As Penelope weaves and unweaves a garment she intends as a shroud for Laertes, she delays a marriage promised to take place at its completion. More than this, Penelope seems to stall or reverse time. The object she creates is not preserved, but, like the proverbial witches of antiquity who call rivers back to their source, and seduce the moon from its home in the sky, Penelope’s weaving instead constructs time—as cyclical and recursive. For his part, Odysseus moves through time and space in an apparently linear fashion; one event or action leads inexorably to the next, even if themes and experiences repeat themselves. His adventures are recorded in epic verse: within the time/space of the poem, we hear his own account of them, and, with the advent of writing, they will become the material of history. Homer’s Odyssey offers a meditation on how time is gendered and its consequences for social, literary, and historical enterprises outside of the epic.

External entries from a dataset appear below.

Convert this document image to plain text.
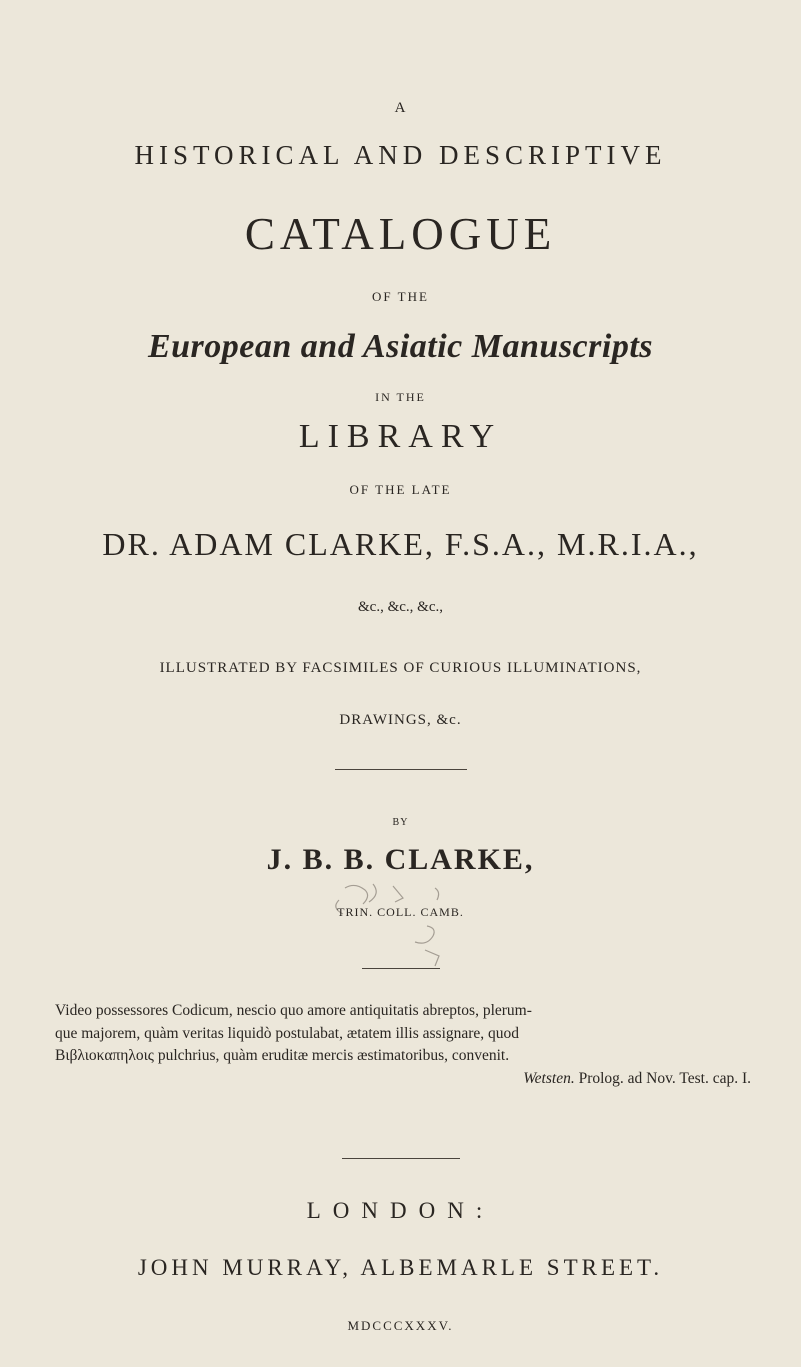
A
HISTORICAL AND DESCRIPTIVE
CATALOGUE
OF THE
European and Asiatic Manuscripts
IN THE
LIBRARY
OF THE LATE
DR. ADAM CLARKE, F.S.A., M.R.I.A.,
&c., &c., &c.,
ILLUSTRATED BY FACSIMILES OF CURIOUS ILLUMINATIONS,
DRAWINGS, &c.
BY
J. B. B. CLARKE,
TRIN. COLL. CAMB.
Video possessores Codicum, nescio quo amore antiquitatis abreptos, plerum-
que majorem, quàm veritas liquidò postulabat, ætatem illis assignare, quod
Βιβλιοκαπηλοις pulchrius, quàm eruditæ mercis æstimatoribus, convenit.
Wetsten. Prolog. ad Nov. Test. cap. I.
LONDON:
JOHN MURRAY, ALBEMARLE STREET.
MDCCCXXXV.
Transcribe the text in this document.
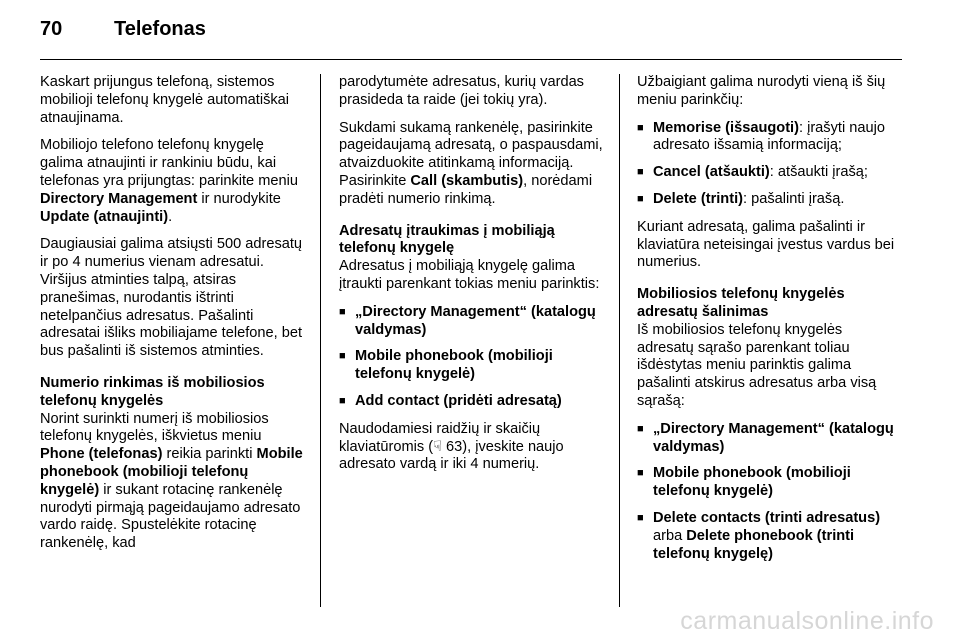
70	Telefonas

Kaskart prijungus telefoną, sistemos mobilioji telefonų knygelė automatiškai atnaujinama.

Mobiliojo telefono telefonų knygelę galima atnaujinti ir rankiniu būdu, kai telefonas yra prijungtas: parinkite meniu Directory Management ir nurodykite Update (atnaujinti).

Daugiausiai galima atsiųsti 500 adresatų ir po 4 numerius vienam adresatui. Viršijus atminties talpą, atsiras pranešimas, nurodantis ištrinti netelpančius adresatus. Pašalinti adresatai išliks mobiliajame telefone, bet bus pašalinti iš sistemos atminties.

Numerio rinkimas iš mobiliosios telefonų knygelės

Norint surinkti numerį iš mobiliosios telefonų knygelės, iškvietus meniu Phone (telefonas) reikia parinkti Mobile phonebook (mobilioji telefonų knygelė) ir sukant rotacinę rankenėlę nurodyti pirmąją pageidaujamo adresato vardo raidę. Spustelėkite rotacinę rankenėlę, kad

parodytumėte adresatus, kurių vardas prasideda ta raide (jei tokių yra).

Sukdami sukamą rankenėlę, pasirinkite pageidaujamą adresatą, o paspausdami, atvaizduokite atitinkamą informaciją. Pasirinkite Call (skambutis), norėdami pradėti numerio rinkimą.

Adresatų įtraukimas į mobiliąją telefonų knygelę

Adresatus į mobiliąją knygelę galima įtraukti parenkant tokias meniu parinktis:

■ „Directory Management“ (katalogų valdymas)
■ Mobile phonebook (mobilioji telefonų knygelė)
■ Add contact (pridėti adresatą)

Naudodamiesi raidžių ir skaičių klaviatūromis (☟ 63), įveskite naujo adresato vardą ir iki 4 numerių.

Užbaigiant galima nurodyti vieną iš šių meniu parinkčių:

■ Memorise (išsaugoti): įrašyti naujo adresato išsamią informaciją;
■ Cancel (atšaukti): atšaukti įrašą;
■ Delete (trinti): pašalinti įrašą.

Kuriant adresatą, galima pašalinti ir klaviatūra neteisingai įvestus vardus bei numerius.

Mobiliosios telefonų knygelės adresatų šalinimas

Iš mobiliosios telefonų knygelės adresatų sąrašo parenkant toliau išdėstytas meniu parinktis galima pašalinti atskirus adresatus arba visą sąrašą:

■ „Directory Management“ (katalogų valdymas)
■ Mobile phonebook (mobilioji telefonų knygelė)
■ Delete contacts (trinti adresatus)
arba Delete phonebook (trinti telefonų knygelę)
carmanualsonline.info
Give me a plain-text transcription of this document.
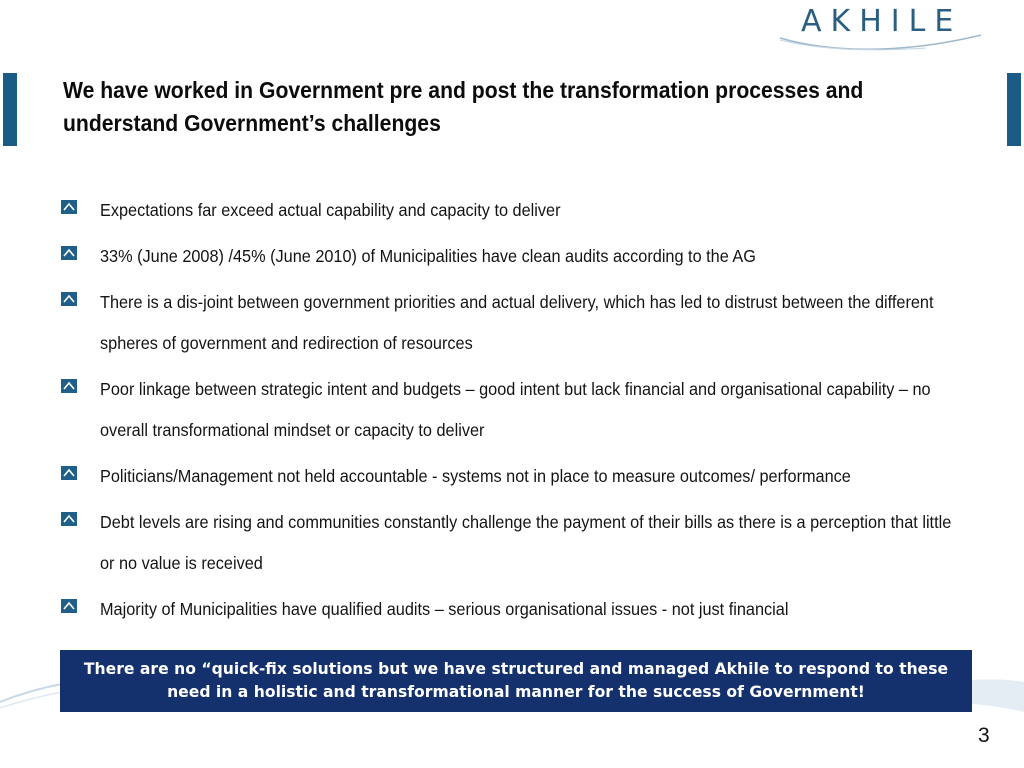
AKHILE
We have worked in Government pre and post the transformation processes and understand Government’s challenges
Expectations far exceed actual capability and capacity to deliver
33% (June 2008) /45% (June 2010) of Municipalities have clean audits according to the AG
There is a dis-joint between government priorities and actual delivery, which has led to distrust between the different spheres of government and redirection of resources
Poor linkage between strategic intent and budgets – good intent but lack financial and organisational capability – no overall transformational mindset or capacity to deliver
Politicians/Management not held accountable - systems not in place to measure outcomes/ performance
Debt levels are rising and communities constantly challenge the payment of their bills as there is a perception that little or no value is received
Majority of Municipalities have qualified audits – serious organisational issues - not just financial
There are no “quick-fix solutions but we have structured and managed Akhile to respond to these need in a holistic and transformational manner for the success of Government!
3
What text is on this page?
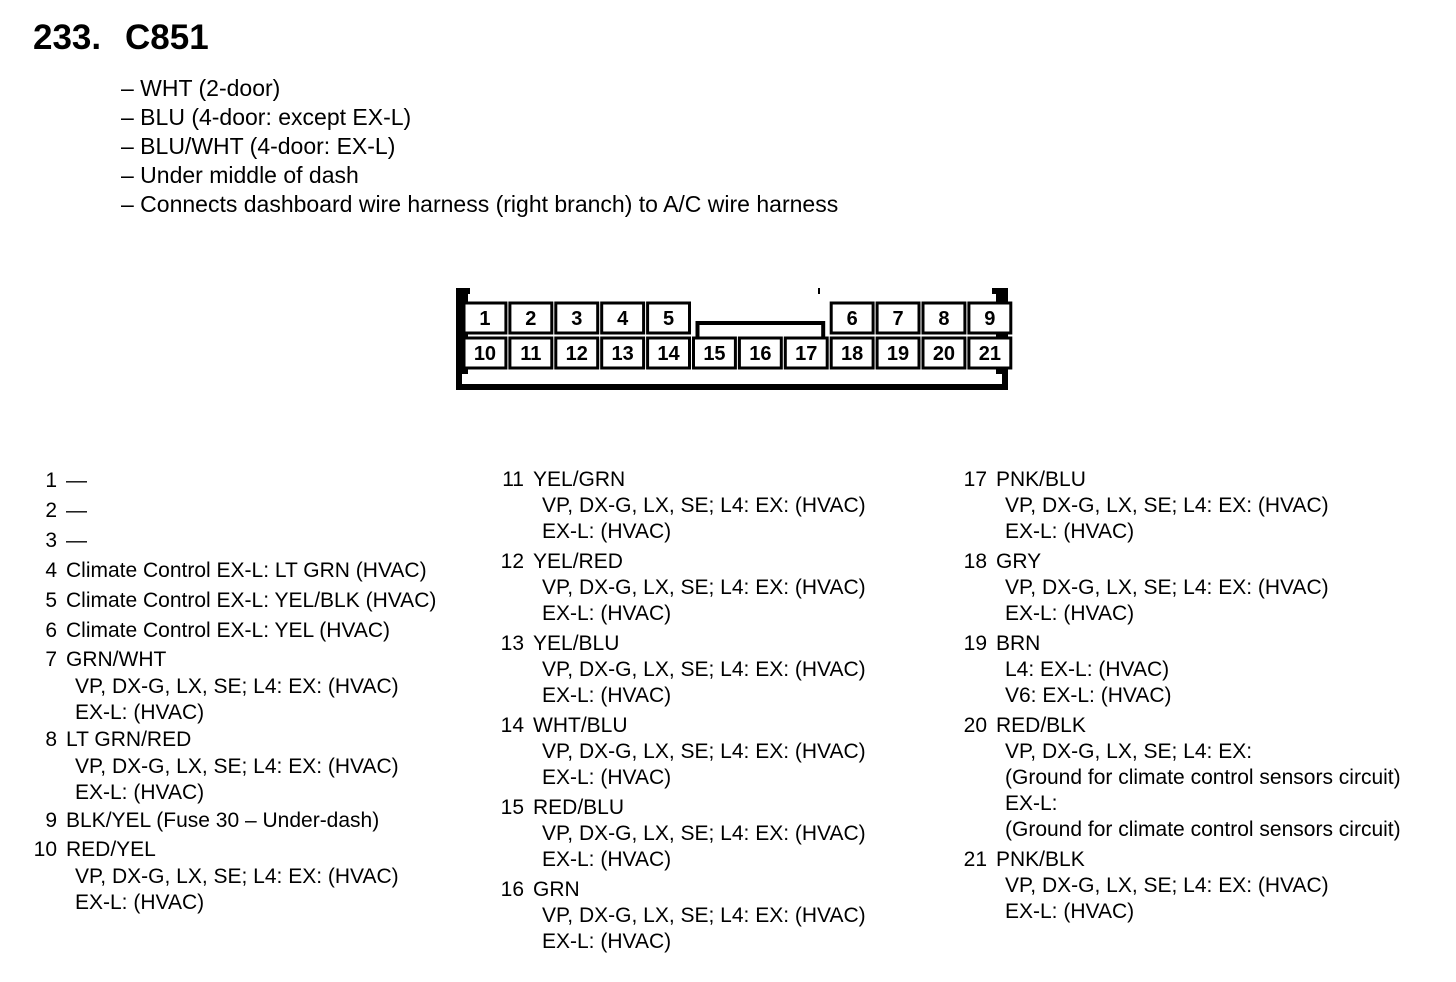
233. C851
– WHT (2-door)
– BLU (4-door: except EX-L)
– BLU/WHT (4-door: EX-L)
– Under middle of dash
– Connects dashboard wire harness (right branch) to A/C wire harness
1 2 3 4 5	6 7 8 9
10 11 12 13 14 15 16 17 18 19 20 21
1 —
2 —
3 —
4 Climate Control EX-L: LT GRN (HVAC)
5 Climate Control EX-L: YEL/BLK (HVAC)
6 Climate Control EX-L: YEL (HVAC)
7 GRN/WHT
VP, DX-G, LX, SE; L4: EX: (HVAC)
EX-L: (HVAC)
8 LT GRN/RED
VP, DX-G, LX, SE; L4: EX: (HVAC)
EX-L: (HVAC)
9 BLK/YEL (Fuse 30 – Under-dash)
10 RED/YEL
VP, DX-G, LX, SE; L4: EX: (HVAC)
EX-L: (HVAC)
11 YEL/GRN
VP, DX-G, LX, SE; L4: EX: (HVAC)
EX-L: (HVAC)
12 YEL/RED
VP, DX-G, LX, SE; L4: EX: (HVAC)
EX-L: (HVAC)
13 YEL/BLU
VP, DX-G, LX, SE; L4: EX: (HVAC)
EX-L: (HVAC)
14 WHT/BLU
VP, DX-G, LX, SE; L4: EX: (HVAC)
EX-L: (HVAC)
15 RED/BLU
VP, DX-G, LX, SE; L4: EX: (HVAC)
EX-L: (HVAC)
16 GRN
VP, DX-G, LX, SE; L4: EX: (HVAC)
EX-L: (HVAC)
17 PNK/BLU
VP, DX-G, LX, SE; L4: EX: (HVAC)
EX-L: (HVAC)
18 GRY
VP, DX-G, LX, SE; L4: EX: (HVAC)
EX-L: (HVAC)
19 BRN
L4: EX-L: (HVAC)
V6: EX-L: (HVAC)
20 RED/BLK
VP, DX-G, LX, SE; L4: EX:
(Ground for climate control sensors circuit)
EX-L:
(Ground for climate control sensors circuit)
21 PNK/BLK
VP, DX-G, LX, SE; L4: EX: (HVAC)
EX-L: (HVAC)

This conference seeks papers that examine how the experience of time becomes gendered in the ancient Greco-Roman Mediterranean. Papers may address the diverse ways in which men and women themselves articulated these ideas, or how gender was employed in their communication about time. A range of disciplinary and theoretical perspectives, and themes for consideration that pertain to the gendering of time may include, but are not limited to, evidence for daily domestic activities; ritual and rites of passage; interpretations of myth and cult; conceptions of cosmology and processes of nature; material and visual culture; the role and purpose of repetition; bodily practices.

Engendering Time in the Ancient Mediterranean will take place at Bates College on April 29 – May 1 2016, organized by Matthew P. Dillon, Esther Eidinow, and Lisa Maurizio. A generous grant from the Costas and Mary Maliotis Charitable Fund Foundation will support this conference.